Audubon Society thanks Lingle, again

Associated Press

Gov. Linda Lingle said it came as a surprise several months ago when she was greeted in her morning paper by an ad thanking her for helping to protect the fragile environments of the Northwestern Hawaiian Islands.

A framed version of the full-page, color thank-you was presented to Lingle yesterday by the Hawaii Audubon Society in a ceremony with members of a number of Hawaiian and environmental groups, including Na Imi Pono, Earthjustice, the Bishop Museum and the Association of Hawaiian Civic Clubs.

"It's not that you do things so that someone will put an ad in the paper. But it's still nice when it happens," Lingle said.

In September, Lingle signed state rules creating the Northwestern Hawaiian Islands State Marine Refuge. The rules of the refuge ban fishing and limit public access to the islands that stretch across some 1,400 miles beginning more than 100 miles northwest of Kaua'i.

Traditional Hawaiian cultural practices, however, would be allowed in the area.

Rugged and stunningly beautiful, the islands are home to delicate coral reefs teeming with fish, families of endangered Hawaiian monk seals and the nests of 14 million sea birds.

The area is currently in the process of being considered for a National Marine Sanctuary. And the state has asked the federal government to extend the state fishing ban into the proposed sanctuary area, which extends about 50 miles from shore.

Through the help of local federal officials and Jim Connaughton, chairman of the White House Council on Environmental Quality, the islands succeeded in getting more than a moment of President Bush's time recently, Lingle said.

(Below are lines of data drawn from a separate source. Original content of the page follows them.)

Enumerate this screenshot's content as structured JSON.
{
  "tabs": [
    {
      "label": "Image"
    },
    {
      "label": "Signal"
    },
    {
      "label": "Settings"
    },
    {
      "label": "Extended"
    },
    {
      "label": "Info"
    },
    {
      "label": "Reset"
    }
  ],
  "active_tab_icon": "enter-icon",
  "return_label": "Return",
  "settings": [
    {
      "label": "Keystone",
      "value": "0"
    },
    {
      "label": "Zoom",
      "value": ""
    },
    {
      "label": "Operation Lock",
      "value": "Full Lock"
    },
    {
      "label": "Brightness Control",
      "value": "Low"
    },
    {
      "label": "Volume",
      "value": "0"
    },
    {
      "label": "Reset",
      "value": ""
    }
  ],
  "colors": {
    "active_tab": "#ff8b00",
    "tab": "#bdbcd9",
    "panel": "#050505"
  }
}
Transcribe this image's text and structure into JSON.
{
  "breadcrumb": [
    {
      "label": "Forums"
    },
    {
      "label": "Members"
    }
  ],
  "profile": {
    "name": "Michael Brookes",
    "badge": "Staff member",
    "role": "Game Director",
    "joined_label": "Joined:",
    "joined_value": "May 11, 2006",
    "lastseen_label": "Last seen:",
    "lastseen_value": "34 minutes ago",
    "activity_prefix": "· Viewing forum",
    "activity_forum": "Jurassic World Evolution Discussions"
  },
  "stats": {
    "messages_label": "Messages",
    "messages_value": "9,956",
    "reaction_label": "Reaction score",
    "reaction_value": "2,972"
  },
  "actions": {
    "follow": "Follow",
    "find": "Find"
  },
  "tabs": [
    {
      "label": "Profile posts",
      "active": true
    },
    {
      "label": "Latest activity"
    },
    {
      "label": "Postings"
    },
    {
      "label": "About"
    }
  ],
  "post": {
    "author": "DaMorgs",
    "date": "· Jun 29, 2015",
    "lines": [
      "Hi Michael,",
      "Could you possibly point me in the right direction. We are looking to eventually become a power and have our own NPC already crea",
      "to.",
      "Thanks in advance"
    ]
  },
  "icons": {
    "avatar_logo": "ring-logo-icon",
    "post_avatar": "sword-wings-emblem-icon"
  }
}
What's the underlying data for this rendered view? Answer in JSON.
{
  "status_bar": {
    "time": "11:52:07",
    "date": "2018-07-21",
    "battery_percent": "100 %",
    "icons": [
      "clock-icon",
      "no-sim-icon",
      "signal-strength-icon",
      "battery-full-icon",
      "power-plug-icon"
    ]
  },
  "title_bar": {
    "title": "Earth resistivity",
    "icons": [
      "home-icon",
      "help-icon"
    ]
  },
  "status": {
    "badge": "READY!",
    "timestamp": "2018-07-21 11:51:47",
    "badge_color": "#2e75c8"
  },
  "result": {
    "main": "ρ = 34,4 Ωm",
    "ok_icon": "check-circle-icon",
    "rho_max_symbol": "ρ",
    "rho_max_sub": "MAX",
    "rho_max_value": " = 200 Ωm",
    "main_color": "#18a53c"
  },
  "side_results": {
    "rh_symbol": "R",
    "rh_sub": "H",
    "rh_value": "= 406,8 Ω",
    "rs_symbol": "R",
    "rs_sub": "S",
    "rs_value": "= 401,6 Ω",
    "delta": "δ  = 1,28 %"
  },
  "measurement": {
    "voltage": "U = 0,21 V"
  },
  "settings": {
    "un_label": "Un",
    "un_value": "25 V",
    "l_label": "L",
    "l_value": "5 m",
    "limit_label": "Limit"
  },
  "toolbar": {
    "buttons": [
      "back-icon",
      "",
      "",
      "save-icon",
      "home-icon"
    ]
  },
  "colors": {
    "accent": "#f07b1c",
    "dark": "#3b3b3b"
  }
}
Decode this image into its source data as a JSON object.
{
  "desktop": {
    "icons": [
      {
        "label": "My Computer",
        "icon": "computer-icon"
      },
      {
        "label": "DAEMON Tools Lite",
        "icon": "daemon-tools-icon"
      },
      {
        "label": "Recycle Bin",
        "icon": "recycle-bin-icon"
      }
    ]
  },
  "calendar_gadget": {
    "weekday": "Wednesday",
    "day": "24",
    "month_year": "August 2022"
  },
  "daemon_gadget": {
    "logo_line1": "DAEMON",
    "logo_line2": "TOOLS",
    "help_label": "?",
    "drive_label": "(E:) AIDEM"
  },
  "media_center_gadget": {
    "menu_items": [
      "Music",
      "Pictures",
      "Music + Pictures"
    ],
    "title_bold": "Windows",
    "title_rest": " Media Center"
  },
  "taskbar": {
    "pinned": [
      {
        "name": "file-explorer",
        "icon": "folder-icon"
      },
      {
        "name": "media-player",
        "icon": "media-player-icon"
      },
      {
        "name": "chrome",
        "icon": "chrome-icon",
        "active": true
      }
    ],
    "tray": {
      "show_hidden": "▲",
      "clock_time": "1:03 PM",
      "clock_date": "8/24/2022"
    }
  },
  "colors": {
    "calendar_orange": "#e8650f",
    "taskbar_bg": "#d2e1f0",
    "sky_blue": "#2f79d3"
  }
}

On April 5, Lingle attended a screening of a documentary about the islands at the White House.

She said Bush and documentarian Jean-Michel Cousteau fell into an involved conversation at a dinner after the film.

Linda Paul, executive director of the Hawaii Audubon Society, said her group and others are now pushing to have the island region designated a United Nations Educational, Scientific and Cultural Organization, or UNESCO, World Heritage Site.

The state had also announced in September that it would pursue the status for the islands.